2019年3月25日月曜日

食物連鎖を再現する

 「モデル化とシミュレーション」の授業6回目。今日はちょっと複雑なものをモデル化してみましょう。
     <トライアル5-1
 羊は草を食べて育ちます。草が多くあれば羊は増えますが、羊が増えすぎると草が減って、羊は減り始めます。そうすると草はまた増え始め、それにつれて羊も増えていきます。・・・このように、草の量と羊の頭数は周期的に増減を繰り返します。この様子をモデル化しなさい。
生物の時間に習いましたね。「草が増える→羊が増える→草が減る→羊が減る→草が増える→・・・」と。この様子をまず図解してみましょう。
この場合、変動する量が2つあって、この2つがストックになります。そして、互いに相手の数量の増減に影響を与えます。このカリキュラムで初めて出てきた、いわば「連立型」です。
 2つのストックにそれぞれ2つのフローを立てましょう。次に考えるべきことは、「フローに向く矢印を引く」ことです。うまく条件を設定しながら、各フローに最低1本の矢印を引きましょう。

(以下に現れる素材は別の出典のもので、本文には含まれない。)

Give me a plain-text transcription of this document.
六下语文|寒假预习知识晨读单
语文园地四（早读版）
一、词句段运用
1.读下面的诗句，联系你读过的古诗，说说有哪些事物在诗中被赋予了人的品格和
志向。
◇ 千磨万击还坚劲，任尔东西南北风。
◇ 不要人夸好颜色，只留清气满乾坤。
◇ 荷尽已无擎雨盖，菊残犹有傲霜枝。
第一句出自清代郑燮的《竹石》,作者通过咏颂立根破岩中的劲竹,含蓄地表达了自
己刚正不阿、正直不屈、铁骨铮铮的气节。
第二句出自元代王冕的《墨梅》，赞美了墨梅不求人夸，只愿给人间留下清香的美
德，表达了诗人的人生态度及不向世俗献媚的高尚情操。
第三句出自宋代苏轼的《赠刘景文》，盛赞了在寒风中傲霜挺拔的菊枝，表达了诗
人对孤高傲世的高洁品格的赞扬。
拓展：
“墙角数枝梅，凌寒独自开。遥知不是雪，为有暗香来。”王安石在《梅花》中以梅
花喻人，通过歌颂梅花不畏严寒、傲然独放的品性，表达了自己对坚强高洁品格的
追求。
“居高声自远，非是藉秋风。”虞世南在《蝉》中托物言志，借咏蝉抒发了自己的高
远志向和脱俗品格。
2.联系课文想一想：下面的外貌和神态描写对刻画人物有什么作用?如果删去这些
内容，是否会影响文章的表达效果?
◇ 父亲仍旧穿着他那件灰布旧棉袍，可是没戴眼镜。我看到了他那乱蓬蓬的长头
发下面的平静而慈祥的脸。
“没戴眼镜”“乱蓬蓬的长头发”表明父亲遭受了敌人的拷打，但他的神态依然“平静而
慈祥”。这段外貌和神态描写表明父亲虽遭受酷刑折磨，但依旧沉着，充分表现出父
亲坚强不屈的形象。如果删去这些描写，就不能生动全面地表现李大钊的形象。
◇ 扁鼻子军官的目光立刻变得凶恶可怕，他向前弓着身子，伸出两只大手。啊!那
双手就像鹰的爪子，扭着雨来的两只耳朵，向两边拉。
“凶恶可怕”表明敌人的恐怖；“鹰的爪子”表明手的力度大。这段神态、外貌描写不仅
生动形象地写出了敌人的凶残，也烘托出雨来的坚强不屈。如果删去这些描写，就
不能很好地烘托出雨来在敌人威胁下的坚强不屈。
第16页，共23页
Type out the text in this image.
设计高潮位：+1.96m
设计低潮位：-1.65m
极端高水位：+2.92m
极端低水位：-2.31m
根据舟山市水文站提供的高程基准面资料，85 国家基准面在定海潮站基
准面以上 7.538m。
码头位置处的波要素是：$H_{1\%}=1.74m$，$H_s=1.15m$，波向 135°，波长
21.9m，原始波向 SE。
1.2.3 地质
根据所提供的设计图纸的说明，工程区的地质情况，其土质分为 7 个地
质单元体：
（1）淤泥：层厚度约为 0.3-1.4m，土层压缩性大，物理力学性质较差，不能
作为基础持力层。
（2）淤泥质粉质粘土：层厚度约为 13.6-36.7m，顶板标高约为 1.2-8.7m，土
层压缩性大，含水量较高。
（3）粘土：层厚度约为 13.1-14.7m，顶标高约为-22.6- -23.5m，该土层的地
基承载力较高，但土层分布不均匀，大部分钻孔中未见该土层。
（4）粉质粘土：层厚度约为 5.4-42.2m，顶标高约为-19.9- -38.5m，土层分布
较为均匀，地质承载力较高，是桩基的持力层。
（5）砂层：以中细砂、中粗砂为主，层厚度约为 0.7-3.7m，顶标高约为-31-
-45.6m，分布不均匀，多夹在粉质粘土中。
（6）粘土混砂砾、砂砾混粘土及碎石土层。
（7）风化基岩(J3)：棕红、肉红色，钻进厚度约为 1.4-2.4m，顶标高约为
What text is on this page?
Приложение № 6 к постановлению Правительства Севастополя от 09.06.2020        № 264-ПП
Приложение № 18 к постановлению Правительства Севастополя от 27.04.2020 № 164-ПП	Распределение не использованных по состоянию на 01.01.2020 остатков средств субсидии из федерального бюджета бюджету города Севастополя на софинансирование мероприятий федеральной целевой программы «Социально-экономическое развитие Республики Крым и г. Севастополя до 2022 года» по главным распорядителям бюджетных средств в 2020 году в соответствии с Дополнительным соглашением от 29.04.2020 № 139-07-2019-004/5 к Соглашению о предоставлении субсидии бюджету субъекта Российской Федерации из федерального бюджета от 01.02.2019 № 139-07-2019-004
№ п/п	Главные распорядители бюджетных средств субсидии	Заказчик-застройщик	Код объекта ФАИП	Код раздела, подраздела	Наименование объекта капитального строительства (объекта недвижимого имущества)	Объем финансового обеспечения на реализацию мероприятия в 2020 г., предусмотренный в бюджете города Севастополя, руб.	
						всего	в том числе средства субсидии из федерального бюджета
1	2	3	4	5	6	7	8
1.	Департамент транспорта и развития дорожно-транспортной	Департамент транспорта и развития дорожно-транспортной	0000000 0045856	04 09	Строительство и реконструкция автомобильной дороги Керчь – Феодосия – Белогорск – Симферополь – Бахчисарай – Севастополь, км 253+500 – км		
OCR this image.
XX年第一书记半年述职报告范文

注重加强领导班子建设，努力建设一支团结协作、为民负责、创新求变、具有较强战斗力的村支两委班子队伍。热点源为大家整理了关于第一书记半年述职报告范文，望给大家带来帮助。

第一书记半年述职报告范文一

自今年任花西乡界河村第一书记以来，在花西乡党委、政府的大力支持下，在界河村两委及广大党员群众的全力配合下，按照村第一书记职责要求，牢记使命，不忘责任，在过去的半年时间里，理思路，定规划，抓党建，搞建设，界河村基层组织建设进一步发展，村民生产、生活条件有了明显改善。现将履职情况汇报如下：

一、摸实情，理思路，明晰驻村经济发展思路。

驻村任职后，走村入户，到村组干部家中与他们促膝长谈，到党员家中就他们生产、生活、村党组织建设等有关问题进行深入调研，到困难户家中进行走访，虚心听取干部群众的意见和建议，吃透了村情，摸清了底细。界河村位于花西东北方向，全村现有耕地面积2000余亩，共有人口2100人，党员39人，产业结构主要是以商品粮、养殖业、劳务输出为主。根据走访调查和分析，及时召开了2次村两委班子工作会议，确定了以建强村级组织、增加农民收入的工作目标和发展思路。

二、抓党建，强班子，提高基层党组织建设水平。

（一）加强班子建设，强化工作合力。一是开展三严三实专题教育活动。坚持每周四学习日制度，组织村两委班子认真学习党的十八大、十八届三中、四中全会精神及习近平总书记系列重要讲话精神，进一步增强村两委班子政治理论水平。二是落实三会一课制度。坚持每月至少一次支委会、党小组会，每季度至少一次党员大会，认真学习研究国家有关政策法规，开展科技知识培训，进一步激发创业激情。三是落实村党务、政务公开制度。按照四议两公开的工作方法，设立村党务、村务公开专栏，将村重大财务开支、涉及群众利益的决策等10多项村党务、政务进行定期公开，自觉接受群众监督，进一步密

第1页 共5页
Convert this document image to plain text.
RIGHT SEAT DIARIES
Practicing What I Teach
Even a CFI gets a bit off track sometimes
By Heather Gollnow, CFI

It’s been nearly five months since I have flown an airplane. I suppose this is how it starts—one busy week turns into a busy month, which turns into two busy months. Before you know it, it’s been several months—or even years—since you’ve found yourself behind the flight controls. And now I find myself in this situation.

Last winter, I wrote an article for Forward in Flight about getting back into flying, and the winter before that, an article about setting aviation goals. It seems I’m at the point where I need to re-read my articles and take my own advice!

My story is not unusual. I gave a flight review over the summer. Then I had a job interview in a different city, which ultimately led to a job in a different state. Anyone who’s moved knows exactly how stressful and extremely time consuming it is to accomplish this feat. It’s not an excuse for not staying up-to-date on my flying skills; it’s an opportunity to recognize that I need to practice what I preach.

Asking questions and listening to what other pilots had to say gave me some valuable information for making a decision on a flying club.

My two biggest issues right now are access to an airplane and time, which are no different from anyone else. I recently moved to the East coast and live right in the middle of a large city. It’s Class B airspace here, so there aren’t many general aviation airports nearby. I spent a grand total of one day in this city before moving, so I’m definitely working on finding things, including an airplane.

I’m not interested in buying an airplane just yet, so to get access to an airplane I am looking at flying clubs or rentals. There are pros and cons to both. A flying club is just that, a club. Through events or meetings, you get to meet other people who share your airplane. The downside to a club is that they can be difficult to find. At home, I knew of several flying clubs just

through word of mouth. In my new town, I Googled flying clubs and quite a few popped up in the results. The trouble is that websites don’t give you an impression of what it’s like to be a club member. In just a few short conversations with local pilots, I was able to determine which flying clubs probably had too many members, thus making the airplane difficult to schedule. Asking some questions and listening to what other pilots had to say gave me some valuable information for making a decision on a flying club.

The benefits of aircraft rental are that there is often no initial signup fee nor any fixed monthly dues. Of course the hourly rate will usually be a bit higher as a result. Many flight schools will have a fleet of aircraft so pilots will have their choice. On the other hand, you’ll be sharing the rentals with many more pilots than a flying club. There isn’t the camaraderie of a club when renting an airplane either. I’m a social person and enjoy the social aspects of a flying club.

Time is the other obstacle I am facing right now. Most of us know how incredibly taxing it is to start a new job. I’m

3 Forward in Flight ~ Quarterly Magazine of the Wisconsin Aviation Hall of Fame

 さてこの場合、絶対に外すことのできない必須の条件は何でしょうか。それは(A)草が羊に食べられて、草が減少することと、(B)羊が草を食べて、羊が増加することです。この2つを外したら、食物連鎖のモデルになりません。それ以外の条件は必ずしも必要ではありません。「羊のフンで草が育つ」とか、「羊が狼に食べられる」とか、「砂漠化の影響」とか、そんなものは外していい。
(A)は「羊の数から、草の減少量へ」向く矢印に、(B)は「草の量から、羊の増加量へ」向く矢印になります。そうすると、あと必要なのは、「草の増加量」に向く矢印と、「羊の減少量」に向く矢印ですね。
 前者は一定の量だけ自然に伸びると考えて、「定数」から矢印を引くことにしましょう。後者は寿命がきて羊が死ぬと考えて、「羊の数」から矢印を引くことにしましょう。これで一応完成です。
 ただ、「羊の増加量」が「草の量」だけで決まると考えるのはあまりにも不自然ですので、「羊の数」からも矢印を引きました。こうして、図解モデルの完成です。
数式モデルは、次のようになります。

◇ 草の増加量=定数       (草が生える)
◇ 草の減少量=羊の数×定数  (羊に食べられる)
◇ 羊の増加量=羊の数×草の量×定数(草を食べる)
◇ 羊の減少量=羊の数×定率    (羊が死ぬ)

数式モデルからエクセルの関数式に書き換えて、グラフ化したものが右のグラフです。実はそれを作るのに、ボクはずいぶん苦労しました。係数と時間の間隔を決めるのが、大変でした。ですから、生徒にシミュレーションさせるのは無謀だと考えて、「見せるだけ」としました。
 この課題、「条件設定→図解モデル→数式モデル」まで出来ればOKです。